An average of 13 people have been killed daily in eastern Ukraine since a 5 September ceasefire came into place, the UN human rights office says, reports GHN based on BBC.
In the eight weeks since the truce came into force, the UN says 957 people have been killed, amid continuing violations on both sides.
A new report by the office describes a total breakdown of law and order in rebel-held Donetsk and Luhansk.
It also highlights credible allegations of abuses by government forces.
Russia has been widely accused of fanning the violence by covertly supplying the rebels with military aid - an accusation it denies.
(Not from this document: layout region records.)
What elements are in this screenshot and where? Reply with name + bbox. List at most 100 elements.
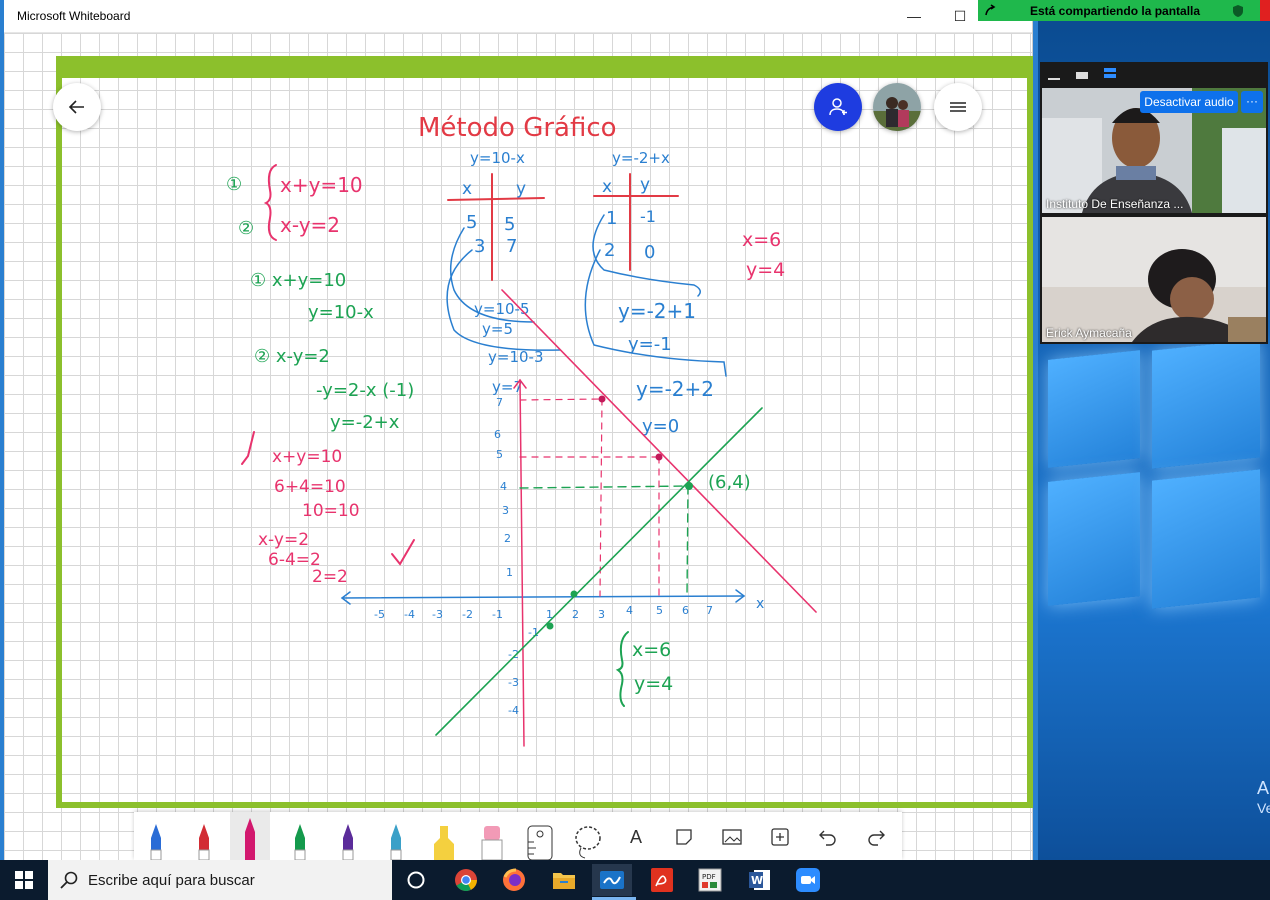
y-tick: -3 <box>508 676 519 689</box>
table1-r1-x: 5 <box>466 212 477 233</box>
start-button[interactable] <box>0 860 48 900</box>
answer-top-y: y=4 <box>746 259 785 281</box>
y-tick: 2 <box>504 532 511 545</box>
pen-icon <box>294 824 306 860</box>
purple-pen-tool[interactable] <box>328 812 368 860</box>
answer-top-x: x=6 <box>742 229 781 251</box>
table1-r1-y: 5 <box>504 214 515 235</box>
eq1: x+y=10 <box>280 173 363 197</box>
word-app[interactable]: W <box>740 864 780 896</box>
redo-button[interactable] <box>856 824 896 850</box>
insert-tool[interactable] <box>760 824 800 850</box>
image-icon <box>722 829 742 845</box>
avatar-photo-icon <box>873 83 921 131</box>
table2-step-4: y=0 <box>642 416 679 437</box>
x-tick: 6 <box>682 604 689 617</box>
ruler-tool[interactable] <box>520 812 560 860</box>
cyan-pen-tool[interactable] <box>376 812 416 860</box>
pink-highlighter-tool[interactable] <box>472 812 512 860</box>
derivation-2: y=10-x <box>308 302 374 323</box>
x-tick: 3 <box>598 608 605 621</box>
green-pen-tool[interactable] <box>280 812 320 860</box>
stop-share-button[interactable] <box>1260 0 1270 21</box>
axis-x-label: x <box>756 596 764 612</box>
pen-icon <box>150 824 162 860</box>
acrobat-icon <box>651 868 673 892</box>
table1-r2-x: 3 <box>474 236 485 257</box>
undo-button[interactable] <box>808 824 848 850</box>
svg-text:W: W <box>751 874 763 887</box>
whiteboard-window: Microsoft Whiteboard — ☐ Método Gráfico … <box>4 0 1033 860</box>
y-tick: -4 <box>508 704 519 717</box>
x-tick: 7 <box>706 604 713 617</box>
taskbar-search-box[interactable]: Escribe aquí para buscar <box>48 860 392 900</box>
x-tick: 2 <box>572 608 579 621</box>
chrome-app[interactable] <box>446 864 486 896</box>
back-button[interactable] <box>53 83 101 131</box>
table2-header: y=-2+x <box>612 149 670 167</box>
pdf-icon: PDF <box>698 868 722 892</box>
lasso-icon <box>575 826 601 859</box>
highlighter-icon <box>481 826 503 860</box>
word-icon: W <box>749 870 770 890</box>
share-arrow-icon <box>985 4 996 16</box>
x-tick: -2 <box>462 608 473 621</box>
hamburger-icon <box>950 102 966 112</box>
pen-icon <box>198 824 210 860</box>
view-mode-icons[interactable] <box>1046 68 1126 82</box>
share-status-text: Está compartiendo la pantalla <box>1030 4 1201 18</box>
image-tool[interactable] <box>712 824 752 850</box>
ink-toolbar: A <box>134 812 902 860</box>
check-2: 6+4=10 <box>274 477 346 497</box>
check-6: 2=2 <box>312 567 348 587</box>
pen-icon <box>342 824 354 860</box>
table2-step-2: y=-1 <box>628 334 672 355</box>
magenta-pen-tool[interactable] <box>230 812 270 860</box>
ruler-icon <box>527 825 553 860</box>
file-explorer-app[interactable] <box>544 864 584 896</box>
y-tick: 4 <box>500 480 507 493</box>
table2-r2-y: 0 <box>644 242 655 263</box>
x-tick: 4 <box>626 604 633 617</box>
table1-step-4: y=7 <box>492 378 523 396</box>
profile-avatar[interactable] <box>873 83 921 131</box>
blue-pen-tool[interactable] <box>136 812 176 860</box>
task-view-button[interactable] <box>396 864 436 896</box>
menu-button[interactable] <box>934 83 982 131</box>
pdf-app[interactable]: PDF <box>690 864 730 896</box>
eq1-label: ① <box>226 174 242 195</box>
acrobat-app[interactable] <box>642 864 682 896</box>
lasso-tool[interactable] <box>568 812 608 860</box>
more-options-button[interactable]: ··· <box>1241 91 1263 113</box>
firefox-app[interactable] <box>494 864 534 896</box>
whiteboard-app[interactable] <box>592 864 632 896</box>
x-tick: 5 <box>656 604 663 617</box>
participant-video-2[interactable]: Erick Aymacaña <box>1042 217 1266 342</box>
desktop-text-1: A <box>1257 778 1270 798</box>
x-tick: -4 <box>404 608 415 621</box>
windows-logo-wallpaper <box>1040 339 1270 765</box>
search-icon <box>60 871 78 889</box>
y-tick: 7 <box>496 396 503 409</box>
yellow-highlighter-tool[interactable] <box>424 812 464 860</box>
table2-col-y: y <box>640 175 650 195</box>
answer-bottom-y: y=4 <box>634 673 673 695</box>
desktop-text-2: Ve <box>1257 800 1270 816</box>
cortana-circle-icon <box>407 871 425 889</box>
check-4: x-y=2 <box>258 530 309 550</box>
screen-share-banner[interactable]: Está compartiendo la pantalla <box>978 0 1260 21</box>
y-tick: 6 <box>494 428 501 441</box>
table1-step-3: y=10-3 <box>488 348 544 366</box>
arrow-left-icon <box>68 100 84 114</box>
red-pen-tool[interactable] <box>184 812 224 860</box>
table1-col-x: x <box>462 179 472 199</box>
chrome-icon <box>455 869 477 891</box>
zoom-app[interactable] <box>788 864 828 896</box>
mute-audio-button[interactable]: Desactivar audio <box>1140 91 1238 113</box>
x-tick: -1 <box>492 608 503 621</box>
text-tool[interactable]: A <box>616 824 656 850</box>
sticky-note-tool[interactable] <box>664 824 704 850</box>
invite-button[interactable] <box>814 83 862 131</box>
search-placeholder: Escribe aquí para buscar <box>88 872 255 889</box>
folder-icon <box>553 873 575 889</box>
Ukrainian Prime Minister Arseny Yatseniuk accused Russia on Thursday of seeking "deliberately to provoke a large-scale war". The actions of Russian President Vladimir Putin, he told a news conference, were a "threat to everyone, the global order, global peace".
Separately, President Dalia Grybauskaite of Lithuania, a Nato state and EU member, described Russia as a "terrorist state" in a radio interview.
Meanwhile, President Putin told a meeting in Moscow that the "wave of so-called colour revolutions" (popular uprisings this century in Ukraine, Georgia and Kyrgyzstan) had yielded "tragic consequences".
"For us this is a lesson and a warning," he told the Russian Security Council. "We should do everything necessary so that nothing similar ever happens in Russia."